Rarely does a solid piece of historical research, Martha Ackmann's "Curveball: The Remarkable Story of Toni Stone" (Lawrence Hill Books/Chicago Review Press, 2010), get transformed into exciting theatre. Thanks to Lydia R. Diamond's adaptation, "Toni Stone" succeeds in viscerally bringing to life the remarkable story of the first woman to play in the Negro Leagues. 

 
There is a bravura performance by longtime Off-Broadway luminary April Matthis in the title role. She is aided by a supporting cast of eight talented male actors playing a variety of roles. Kudos must also be given to the crisp direction of Pam McKinnon and the brilliant choreography by Camille A. Brown.

 
I was enthralled from the opening of the first act when Toni Stone delivers a monologue in praise of the wonder and drama of baseball. (The writing reminded me of Roger Angell's elegiac essay, "On The Ball," from a 1976 New Yorker magazine, anthologized in "Five Seasons"). 

 
As a black tomboy in segregated America, Toni Stone had a hard time gaining acceptance.  "People weren't ready for me," she told Martha Ackmann when belatedly - she died in 1996 - she was rediscovered in the last years of her life, living for decades as a nurse in the SF Bay area.  "I wasn't classified.
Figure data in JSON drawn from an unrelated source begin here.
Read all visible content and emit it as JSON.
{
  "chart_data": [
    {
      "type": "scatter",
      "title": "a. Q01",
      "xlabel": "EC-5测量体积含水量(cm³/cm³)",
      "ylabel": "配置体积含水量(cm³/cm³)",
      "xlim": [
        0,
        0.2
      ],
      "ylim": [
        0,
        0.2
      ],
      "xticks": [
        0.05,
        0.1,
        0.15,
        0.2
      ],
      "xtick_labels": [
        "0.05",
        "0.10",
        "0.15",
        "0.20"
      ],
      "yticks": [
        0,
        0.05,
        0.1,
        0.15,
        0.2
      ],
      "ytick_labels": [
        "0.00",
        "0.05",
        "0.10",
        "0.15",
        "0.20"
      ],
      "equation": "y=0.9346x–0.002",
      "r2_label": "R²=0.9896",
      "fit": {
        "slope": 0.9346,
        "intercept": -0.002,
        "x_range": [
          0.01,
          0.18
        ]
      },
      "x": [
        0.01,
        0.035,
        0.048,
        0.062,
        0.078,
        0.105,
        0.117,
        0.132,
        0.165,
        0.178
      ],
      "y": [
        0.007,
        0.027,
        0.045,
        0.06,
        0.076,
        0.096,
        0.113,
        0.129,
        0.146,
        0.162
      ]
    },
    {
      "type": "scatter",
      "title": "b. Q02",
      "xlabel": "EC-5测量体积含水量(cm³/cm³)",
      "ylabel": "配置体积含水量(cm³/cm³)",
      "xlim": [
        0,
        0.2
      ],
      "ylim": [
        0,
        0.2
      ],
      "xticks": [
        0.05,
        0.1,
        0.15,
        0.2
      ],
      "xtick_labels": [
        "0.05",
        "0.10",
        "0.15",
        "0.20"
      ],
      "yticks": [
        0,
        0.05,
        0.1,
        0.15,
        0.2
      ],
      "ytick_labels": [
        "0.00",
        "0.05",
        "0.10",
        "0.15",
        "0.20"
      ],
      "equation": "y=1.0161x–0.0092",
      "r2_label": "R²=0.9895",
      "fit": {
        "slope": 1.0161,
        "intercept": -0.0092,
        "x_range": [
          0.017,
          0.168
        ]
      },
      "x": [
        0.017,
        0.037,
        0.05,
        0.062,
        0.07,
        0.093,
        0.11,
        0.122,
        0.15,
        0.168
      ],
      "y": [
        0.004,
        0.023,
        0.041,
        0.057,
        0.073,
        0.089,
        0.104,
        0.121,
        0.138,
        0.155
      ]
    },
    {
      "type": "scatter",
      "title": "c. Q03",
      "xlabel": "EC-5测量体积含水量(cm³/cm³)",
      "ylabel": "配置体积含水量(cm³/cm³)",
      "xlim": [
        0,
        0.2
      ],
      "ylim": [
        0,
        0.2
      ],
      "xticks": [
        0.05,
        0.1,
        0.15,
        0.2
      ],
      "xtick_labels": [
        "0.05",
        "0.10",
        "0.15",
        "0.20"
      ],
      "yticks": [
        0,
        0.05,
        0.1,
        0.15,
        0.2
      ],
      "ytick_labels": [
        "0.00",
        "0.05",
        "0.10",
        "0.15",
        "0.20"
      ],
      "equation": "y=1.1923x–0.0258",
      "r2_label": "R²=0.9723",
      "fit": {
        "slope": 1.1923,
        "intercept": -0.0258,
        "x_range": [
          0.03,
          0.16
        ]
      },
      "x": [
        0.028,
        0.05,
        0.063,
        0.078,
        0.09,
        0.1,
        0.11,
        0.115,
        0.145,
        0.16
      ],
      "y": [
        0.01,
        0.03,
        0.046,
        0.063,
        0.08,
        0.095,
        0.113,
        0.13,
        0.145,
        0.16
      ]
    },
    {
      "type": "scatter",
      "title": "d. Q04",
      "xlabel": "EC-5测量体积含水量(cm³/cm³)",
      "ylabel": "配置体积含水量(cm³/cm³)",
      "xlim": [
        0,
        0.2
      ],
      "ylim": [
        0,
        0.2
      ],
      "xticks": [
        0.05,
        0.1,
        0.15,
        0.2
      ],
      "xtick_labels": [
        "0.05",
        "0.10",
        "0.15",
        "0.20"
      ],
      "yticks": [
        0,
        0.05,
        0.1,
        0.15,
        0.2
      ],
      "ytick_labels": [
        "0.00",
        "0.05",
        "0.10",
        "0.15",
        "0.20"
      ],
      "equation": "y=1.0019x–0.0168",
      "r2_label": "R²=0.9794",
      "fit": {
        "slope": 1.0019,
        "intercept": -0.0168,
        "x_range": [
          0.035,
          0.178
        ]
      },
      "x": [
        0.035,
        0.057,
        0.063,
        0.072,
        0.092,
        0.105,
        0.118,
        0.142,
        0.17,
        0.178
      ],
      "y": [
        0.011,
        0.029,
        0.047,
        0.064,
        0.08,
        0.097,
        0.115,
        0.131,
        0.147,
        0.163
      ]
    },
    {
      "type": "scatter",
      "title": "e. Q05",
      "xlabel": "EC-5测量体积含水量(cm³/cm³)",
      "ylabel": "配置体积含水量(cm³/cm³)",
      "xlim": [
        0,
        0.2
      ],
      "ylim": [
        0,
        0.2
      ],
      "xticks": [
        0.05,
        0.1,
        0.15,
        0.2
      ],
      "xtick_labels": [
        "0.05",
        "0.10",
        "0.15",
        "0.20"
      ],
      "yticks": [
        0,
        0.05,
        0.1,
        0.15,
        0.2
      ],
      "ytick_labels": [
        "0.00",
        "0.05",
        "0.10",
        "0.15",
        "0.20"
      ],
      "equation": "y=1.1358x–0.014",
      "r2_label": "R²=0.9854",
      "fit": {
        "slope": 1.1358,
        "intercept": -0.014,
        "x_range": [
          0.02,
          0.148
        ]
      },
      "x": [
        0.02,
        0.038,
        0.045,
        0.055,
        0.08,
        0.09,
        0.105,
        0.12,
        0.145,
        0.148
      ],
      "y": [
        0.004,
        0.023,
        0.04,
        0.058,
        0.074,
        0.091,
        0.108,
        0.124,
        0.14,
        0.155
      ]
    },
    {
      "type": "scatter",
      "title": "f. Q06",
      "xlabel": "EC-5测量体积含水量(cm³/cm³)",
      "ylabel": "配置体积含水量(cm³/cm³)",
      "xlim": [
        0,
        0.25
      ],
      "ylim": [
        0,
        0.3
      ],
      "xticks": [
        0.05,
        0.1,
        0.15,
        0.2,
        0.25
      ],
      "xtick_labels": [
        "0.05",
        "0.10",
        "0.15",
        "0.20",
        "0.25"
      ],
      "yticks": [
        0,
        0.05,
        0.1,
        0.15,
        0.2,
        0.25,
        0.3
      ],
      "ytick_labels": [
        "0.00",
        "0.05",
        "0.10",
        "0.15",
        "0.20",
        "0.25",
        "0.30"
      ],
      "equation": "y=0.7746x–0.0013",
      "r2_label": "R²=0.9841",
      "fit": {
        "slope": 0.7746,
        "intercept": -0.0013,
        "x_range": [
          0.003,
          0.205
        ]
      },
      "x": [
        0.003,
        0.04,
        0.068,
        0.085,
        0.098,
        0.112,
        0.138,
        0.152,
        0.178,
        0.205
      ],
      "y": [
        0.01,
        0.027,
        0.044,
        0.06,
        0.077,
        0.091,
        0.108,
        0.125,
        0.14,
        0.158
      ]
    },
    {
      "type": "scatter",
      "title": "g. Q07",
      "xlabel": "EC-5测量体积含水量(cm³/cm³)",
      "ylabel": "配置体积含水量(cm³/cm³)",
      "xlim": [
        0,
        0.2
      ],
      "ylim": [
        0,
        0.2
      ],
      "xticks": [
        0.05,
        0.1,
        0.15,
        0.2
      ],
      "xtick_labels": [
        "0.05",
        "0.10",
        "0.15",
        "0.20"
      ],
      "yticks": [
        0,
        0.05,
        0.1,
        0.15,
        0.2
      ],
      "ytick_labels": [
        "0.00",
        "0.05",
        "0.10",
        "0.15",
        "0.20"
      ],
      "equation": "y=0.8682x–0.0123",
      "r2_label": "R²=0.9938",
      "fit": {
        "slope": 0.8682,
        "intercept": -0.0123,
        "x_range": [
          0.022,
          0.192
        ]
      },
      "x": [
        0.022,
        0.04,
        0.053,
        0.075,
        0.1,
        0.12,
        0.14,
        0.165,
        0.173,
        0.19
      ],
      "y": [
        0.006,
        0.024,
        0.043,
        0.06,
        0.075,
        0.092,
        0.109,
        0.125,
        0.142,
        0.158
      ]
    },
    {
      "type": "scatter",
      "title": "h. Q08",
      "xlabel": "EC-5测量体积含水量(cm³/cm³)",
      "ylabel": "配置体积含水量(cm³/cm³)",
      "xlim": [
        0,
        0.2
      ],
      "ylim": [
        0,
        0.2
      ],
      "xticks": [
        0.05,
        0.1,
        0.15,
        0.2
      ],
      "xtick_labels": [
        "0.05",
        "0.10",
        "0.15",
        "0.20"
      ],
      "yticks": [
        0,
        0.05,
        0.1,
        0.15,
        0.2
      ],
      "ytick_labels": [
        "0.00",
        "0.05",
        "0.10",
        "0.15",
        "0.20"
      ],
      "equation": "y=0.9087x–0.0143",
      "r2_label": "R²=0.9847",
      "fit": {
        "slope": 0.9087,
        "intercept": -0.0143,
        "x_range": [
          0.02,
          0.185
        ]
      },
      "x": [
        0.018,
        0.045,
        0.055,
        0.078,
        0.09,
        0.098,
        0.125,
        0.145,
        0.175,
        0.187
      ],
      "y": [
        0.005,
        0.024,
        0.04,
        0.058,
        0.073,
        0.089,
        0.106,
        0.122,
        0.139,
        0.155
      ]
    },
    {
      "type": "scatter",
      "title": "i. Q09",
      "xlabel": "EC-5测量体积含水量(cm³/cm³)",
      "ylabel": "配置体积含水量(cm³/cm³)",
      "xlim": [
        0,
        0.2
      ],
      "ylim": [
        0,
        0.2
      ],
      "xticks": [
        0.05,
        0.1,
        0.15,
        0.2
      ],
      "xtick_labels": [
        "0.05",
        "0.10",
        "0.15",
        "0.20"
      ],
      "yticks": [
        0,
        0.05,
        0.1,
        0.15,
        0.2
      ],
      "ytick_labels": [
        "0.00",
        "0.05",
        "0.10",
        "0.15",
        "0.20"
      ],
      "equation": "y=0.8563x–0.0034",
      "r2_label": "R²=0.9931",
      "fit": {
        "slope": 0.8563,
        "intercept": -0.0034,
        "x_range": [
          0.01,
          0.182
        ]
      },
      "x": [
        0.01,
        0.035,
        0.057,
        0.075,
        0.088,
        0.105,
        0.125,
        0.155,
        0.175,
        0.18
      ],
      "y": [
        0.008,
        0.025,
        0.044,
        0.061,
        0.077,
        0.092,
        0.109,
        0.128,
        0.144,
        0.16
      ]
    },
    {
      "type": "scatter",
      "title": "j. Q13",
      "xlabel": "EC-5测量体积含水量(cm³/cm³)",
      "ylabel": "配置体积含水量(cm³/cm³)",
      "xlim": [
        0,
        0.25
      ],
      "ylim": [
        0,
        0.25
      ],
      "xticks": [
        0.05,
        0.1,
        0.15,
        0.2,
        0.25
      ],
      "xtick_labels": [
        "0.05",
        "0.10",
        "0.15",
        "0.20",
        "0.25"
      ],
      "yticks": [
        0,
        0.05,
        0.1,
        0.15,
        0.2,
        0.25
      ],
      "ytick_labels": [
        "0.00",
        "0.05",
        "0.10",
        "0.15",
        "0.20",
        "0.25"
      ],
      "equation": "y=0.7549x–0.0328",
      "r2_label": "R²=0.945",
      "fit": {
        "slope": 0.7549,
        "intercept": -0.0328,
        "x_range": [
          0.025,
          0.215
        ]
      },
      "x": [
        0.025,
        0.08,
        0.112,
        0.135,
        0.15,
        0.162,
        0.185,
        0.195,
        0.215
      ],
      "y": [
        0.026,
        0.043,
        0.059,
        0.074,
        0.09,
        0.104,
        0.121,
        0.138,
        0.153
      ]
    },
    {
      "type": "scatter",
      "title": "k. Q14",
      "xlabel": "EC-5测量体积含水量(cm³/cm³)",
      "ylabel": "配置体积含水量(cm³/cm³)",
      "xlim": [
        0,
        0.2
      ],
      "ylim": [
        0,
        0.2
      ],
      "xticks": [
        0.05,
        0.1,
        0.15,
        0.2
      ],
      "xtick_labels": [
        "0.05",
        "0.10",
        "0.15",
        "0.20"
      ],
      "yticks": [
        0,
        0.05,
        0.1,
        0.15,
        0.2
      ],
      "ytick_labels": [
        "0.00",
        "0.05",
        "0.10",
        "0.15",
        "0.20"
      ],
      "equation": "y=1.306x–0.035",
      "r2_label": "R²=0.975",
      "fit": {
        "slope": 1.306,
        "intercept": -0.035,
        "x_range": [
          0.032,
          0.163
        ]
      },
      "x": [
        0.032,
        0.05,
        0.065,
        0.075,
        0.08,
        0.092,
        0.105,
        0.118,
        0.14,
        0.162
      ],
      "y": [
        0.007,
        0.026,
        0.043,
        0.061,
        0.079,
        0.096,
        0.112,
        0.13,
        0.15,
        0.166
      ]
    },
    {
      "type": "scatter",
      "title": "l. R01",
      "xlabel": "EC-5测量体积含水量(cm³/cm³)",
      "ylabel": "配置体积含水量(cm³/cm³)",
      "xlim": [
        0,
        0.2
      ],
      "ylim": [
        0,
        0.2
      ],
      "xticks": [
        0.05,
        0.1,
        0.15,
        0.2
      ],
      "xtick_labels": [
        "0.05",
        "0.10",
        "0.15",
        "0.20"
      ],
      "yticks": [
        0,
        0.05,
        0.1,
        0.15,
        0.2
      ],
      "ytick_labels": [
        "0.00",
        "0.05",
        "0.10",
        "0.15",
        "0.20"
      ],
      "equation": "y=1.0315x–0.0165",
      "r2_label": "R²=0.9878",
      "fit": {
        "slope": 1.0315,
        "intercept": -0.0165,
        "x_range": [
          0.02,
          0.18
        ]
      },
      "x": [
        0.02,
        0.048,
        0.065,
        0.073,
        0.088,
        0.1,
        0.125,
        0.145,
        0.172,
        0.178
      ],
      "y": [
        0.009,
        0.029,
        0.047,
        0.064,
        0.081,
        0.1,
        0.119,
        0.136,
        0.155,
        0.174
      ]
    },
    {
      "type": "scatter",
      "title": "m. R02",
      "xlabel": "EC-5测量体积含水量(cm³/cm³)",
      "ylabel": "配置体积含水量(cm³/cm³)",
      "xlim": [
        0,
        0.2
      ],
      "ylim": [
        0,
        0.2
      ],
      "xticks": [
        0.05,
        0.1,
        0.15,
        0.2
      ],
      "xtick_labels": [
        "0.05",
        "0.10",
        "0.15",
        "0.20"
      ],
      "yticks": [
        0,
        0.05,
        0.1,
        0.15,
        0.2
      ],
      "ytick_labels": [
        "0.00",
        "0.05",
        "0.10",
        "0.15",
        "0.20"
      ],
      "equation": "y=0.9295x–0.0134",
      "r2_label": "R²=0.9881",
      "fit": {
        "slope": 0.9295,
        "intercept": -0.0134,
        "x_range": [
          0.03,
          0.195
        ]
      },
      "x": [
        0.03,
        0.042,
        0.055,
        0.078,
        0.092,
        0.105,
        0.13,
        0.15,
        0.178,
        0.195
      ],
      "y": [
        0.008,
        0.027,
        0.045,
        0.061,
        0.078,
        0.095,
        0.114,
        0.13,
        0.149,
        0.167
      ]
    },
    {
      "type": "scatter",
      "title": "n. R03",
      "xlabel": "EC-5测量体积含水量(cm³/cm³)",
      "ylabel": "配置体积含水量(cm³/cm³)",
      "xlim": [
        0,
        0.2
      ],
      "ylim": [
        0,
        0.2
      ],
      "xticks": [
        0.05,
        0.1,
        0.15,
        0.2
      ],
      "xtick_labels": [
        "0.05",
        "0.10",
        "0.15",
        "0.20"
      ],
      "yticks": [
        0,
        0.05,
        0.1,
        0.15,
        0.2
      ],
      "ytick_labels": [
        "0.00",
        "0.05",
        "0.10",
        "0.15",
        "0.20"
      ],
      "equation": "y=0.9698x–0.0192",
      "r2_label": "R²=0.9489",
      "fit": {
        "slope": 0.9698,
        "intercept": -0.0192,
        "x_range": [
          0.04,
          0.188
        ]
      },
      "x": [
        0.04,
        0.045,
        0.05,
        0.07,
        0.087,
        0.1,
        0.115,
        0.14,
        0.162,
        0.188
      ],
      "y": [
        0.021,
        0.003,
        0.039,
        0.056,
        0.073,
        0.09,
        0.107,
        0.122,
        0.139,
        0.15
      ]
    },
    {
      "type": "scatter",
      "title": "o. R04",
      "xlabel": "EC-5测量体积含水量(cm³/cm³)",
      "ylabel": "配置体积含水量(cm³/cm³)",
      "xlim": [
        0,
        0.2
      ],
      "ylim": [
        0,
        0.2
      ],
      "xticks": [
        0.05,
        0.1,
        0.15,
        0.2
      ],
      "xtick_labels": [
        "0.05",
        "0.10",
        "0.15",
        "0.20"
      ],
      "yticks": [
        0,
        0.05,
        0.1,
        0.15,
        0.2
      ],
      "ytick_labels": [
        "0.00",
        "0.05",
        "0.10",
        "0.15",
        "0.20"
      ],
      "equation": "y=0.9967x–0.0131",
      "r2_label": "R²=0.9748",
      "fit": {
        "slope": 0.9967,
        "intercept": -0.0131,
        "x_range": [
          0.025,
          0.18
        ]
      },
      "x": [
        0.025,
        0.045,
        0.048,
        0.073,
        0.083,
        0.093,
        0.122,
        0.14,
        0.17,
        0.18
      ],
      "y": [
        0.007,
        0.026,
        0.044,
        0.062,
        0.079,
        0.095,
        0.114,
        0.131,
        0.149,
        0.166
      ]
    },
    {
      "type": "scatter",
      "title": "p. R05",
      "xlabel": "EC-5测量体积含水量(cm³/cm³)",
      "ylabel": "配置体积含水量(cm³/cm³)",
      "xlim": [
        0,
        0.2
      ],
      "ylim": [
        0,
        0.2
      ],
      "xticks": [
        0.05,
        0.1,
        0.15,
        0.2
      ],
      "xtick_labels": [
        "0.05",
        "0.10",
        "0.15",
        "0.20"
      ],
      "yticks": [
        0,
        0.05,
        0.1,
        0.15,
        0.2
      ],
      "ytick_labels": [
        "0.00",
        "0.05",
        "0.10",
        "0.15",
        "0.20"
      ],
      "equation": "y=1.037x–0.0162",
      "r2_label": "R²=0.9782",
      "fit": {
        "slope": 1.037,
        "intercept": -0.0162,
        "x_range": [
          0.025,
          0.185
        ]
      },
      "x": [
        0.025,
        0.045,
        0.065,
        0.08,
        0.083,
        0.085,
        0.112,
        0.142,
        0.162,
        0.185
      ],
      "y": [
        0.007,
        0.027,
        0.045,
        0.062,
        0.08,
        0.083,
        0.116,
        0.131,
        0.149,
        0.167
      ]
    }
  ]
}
I was a menace to society."

 
But what an exciting achieving life she led - good enough to replace Hank Aaron as second baseman on the Indianapolis Clowns in 1952 when he went into the Braves organization. A versatile woman athlete better than the legendary Babe Didrikson.  Good enough to play semi-pro baseball into her 60s in the Bay area. (Many thanks to Minnesota's great baseball historian Stew Thornley for his help in providing some additional details.)

 
It is a credit to Lydia Diamond's script that she has streamlined a lot of the stories in Toni Stone's life. She establishes a good dramatic flow without overburdening us with facts that could overwhelm the non-sports fan. Blessedly, the script rarely gets preachy.

 
My only quibble is in the misleading treatment of Gabby Street, the former major league catcher and World Series-winning manager, who befriended teenaged Toni when she enrolled in 1935 in his St. Paul, Minnesota baseball school.

 
A baseball traditionalist from the Deep South, best known as a member of the Washington Senators who once caught a baseball thrown from the Washington Monument, Street at first wanted nothing to do with Toni's desire for baseball instruction. 

 
She wouldn't accept no for an answer and ultimately Street realized that Toni's passion and talent were genuine.  For her 15th birthday he even gave her a pair of baseball spikes, a gift she always treasured.  So I felt it was a rare cheap shot for Toni in the play to say that Street was a member of the Klan. 


Despite this one jarring note, I still heartily recommend seeing "Toni Stone" at the Laura Pels Theatre through Aug. 11. The play moves to the Arena Theatre in DC in the fall and early next year in San Francisco.

 
That's all for now.  Always remember:  Take it easy but take it!